Flu Shot No Match for ‘B’ Strain, Season Rages On

By | January 17, 2020

Jan. 16, 2020 — Influenza is still going strong in the United States and isn’t expected to slow down for at least several more weeks, according to a report from the CDC.

What’s more, this season’s vaccine is only a 58% match for the B strain of flu, known as B/Victoria, that is hitting children especially hard.

“It’s not a very good match for B/Victoria,” Anthony Fauci, MD, director of the National Institute of Allergy and Infectious Diseases, told CNN. “It’s not an awful match, but it’s not a very good match.”

Nationally, the predominant virus is B/Victoria, followed by A(H1N1)pdm09 viruses, with the dominant virus varying by region and age group. Other strains of A and B have been seen in low numbers.

“Key indicators that track flu activity remain high, but indicators that track severity are not high at this point in the season,” the CDC says in the report.

Although levels of outpatient hospital visits for influenza-like illness (ILI) remain high, hospitalization rates and the percentage of deaths from pneumonia and influenza are low so far.

“This is likely due to the predominance of influenza B/Victoria and influenza A(H1N1)pdm09 viruses, which are more likely to affect children and younger adults than the elderly.

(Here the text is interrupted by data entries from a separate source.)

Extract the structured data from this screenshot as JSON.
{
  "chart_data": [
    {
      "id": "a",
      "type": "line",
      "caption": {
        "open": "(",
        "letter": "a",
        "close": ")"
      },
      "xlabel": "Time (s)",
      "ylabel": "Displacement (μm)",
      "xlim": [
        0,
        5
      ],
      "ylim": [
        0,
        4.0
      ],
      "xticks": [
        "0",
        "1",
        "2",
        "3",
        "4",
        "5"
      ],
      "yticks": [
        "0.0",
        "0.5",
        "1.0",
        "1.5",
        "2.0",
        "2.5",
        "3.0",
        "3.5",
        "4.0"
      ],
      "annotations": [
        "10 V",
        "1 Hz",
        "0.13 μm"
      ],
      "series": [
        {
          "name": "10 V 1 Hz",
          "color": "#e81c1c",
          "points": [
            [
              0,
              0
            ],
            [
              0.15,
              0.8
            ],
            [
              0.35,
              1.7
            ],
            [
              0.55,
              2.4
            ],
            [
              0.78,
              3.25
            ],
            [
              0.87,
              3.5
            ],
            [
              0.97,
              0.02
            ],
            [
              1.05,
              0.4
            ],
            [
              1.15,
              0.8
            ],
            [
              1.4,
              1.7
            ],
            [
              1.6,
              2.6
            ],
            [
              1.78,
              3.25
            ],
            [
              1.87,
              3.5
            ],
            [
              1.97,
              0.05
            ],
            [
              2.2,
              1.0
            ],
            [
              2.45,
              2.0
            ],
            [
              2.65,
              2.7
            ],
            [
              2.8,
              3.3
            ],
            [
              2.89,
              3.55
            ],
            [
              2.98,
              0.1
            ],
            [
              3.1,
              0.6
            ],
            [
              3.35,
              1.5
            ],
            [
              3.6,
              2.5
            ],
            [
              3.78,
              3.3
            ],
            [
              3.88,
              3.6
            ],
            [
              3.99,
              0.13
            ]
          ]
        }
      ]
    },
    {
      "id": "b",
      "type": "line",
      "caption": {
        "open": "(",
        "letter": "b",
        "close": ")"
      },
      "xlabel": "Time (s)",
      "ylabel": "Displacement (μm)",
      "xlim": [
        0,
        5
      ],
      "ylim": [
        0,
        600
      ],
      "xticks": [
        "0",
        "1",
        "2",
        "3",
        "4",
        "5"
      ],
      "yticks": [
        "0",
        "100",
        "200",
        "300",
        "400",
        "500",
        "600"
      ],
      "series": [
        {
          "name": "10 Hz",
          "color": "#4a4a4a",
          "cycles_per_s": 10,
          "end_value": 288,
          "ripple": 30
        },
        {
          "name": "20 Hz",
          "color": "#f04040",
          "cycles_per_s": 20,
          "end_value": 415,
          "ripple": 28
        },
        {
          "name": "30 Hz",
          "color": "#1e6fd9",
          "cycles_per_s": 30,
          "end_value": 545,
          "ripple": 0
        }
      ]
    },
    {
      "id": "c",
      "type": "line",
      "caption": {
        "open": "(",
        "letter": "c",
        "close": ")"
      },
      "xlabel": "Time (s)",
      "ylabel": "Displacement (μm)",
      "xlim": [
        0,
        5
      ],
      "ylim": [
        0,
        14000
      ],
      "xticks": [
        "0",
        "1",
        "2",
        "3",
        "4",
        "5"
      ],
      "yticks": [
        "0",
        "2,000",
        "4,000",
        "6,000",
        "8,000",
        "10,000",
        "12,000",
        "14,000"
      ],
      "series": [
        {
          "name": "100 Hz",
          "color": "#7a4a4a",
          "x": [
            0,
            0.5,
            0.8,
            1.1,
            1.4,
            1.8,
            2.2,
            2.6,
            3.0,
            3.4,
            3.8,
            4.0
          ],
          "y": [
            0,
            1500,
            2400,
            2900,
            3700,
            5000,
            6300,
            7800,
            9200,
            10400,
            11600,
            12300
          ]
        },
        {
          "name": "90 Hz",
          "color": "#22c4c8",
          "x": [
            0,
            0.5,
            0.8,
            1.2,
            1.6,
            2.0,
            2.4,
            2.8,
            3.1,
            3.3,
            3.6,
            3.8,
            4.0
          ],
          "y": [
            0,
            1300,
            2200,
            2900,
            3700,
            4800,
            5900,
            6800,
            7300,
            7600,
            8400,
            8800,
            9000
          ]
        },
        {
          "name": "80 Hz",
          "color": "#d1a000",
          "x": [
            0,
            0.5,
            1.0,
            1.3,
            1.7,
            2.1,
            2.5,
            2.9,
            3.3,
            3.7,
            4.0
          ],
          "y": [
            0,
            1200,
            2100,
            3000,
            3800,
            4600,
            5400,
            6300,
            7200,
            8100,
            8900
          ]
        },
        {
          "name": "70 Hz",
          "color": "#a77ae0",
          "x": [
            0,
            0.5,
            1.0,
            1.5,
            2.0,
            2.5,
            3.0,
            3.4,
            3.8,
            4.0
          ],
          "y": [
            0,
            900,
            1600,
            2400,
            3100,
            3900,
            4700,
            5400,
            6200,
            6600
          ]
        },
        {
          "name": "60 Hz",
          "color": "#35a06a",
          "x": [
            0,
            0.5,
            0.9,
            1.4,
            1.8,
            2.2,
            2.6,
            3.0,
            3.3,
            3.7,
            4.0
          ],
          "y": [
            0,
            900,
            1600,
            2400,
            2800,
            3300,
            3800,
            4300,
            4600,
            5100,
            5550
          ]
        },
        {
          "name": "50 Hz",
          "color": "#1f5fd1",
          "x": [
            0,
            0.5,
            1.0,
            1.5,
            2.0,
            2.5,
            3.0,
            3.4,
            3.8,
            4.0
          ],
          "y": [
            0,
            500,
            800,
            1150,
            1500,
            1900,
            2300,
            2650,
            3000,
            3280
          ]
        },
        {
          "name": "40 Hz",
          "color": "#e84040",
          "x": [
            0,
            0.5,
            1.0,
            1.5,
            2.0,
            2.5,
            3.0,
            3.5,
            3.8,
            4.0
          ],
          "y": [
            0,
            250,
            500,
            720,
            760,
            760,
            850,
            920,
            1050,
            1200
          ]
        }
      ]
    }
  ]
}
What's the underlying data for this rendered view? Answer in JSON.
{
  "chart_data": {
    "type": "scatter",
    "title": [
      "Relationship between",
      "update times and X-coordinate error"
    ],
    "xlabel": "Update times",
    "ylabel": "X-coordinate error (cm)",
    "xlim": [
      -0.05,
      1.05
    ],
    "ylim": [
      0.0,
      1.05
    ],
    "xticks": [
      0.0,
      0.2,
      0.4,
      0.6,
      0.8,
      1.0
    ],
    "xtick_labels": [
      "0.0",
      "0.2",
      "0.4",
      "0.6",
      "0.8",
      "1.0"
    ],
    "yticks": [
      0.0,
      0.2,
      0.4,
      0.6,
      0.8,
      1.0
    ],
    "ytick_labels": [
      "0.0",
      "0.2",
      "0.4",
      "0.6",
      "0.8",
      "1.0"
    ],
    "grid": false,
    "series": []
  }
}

Because the majority of hospitalizations and deaths occur among people age 65 and older, with fewer illnesses among that group, we expect, on a population level, to see less impact in flu-related hospitalizations and deaths,” the CDC says.

Outpatient visits for ILI activity fell from 7% the previous week to 5.8%.

Regionally, the percentage of outpatient visits for flu ranged from 3.6% to 8.6%, with all regions reporting a high level of outpatient visits.

ILI activity was high in the District of Columbia, New York City, Puerto Rico, and 33 states; moderate in six states (Alaska, Indiana, Michigan, Minnesota, Rhode Island, and South Dakota); and low in eight states (Florida, Hawaii, Missouri, Montana, Nevada, Ohio, Vermont, and Wyoming).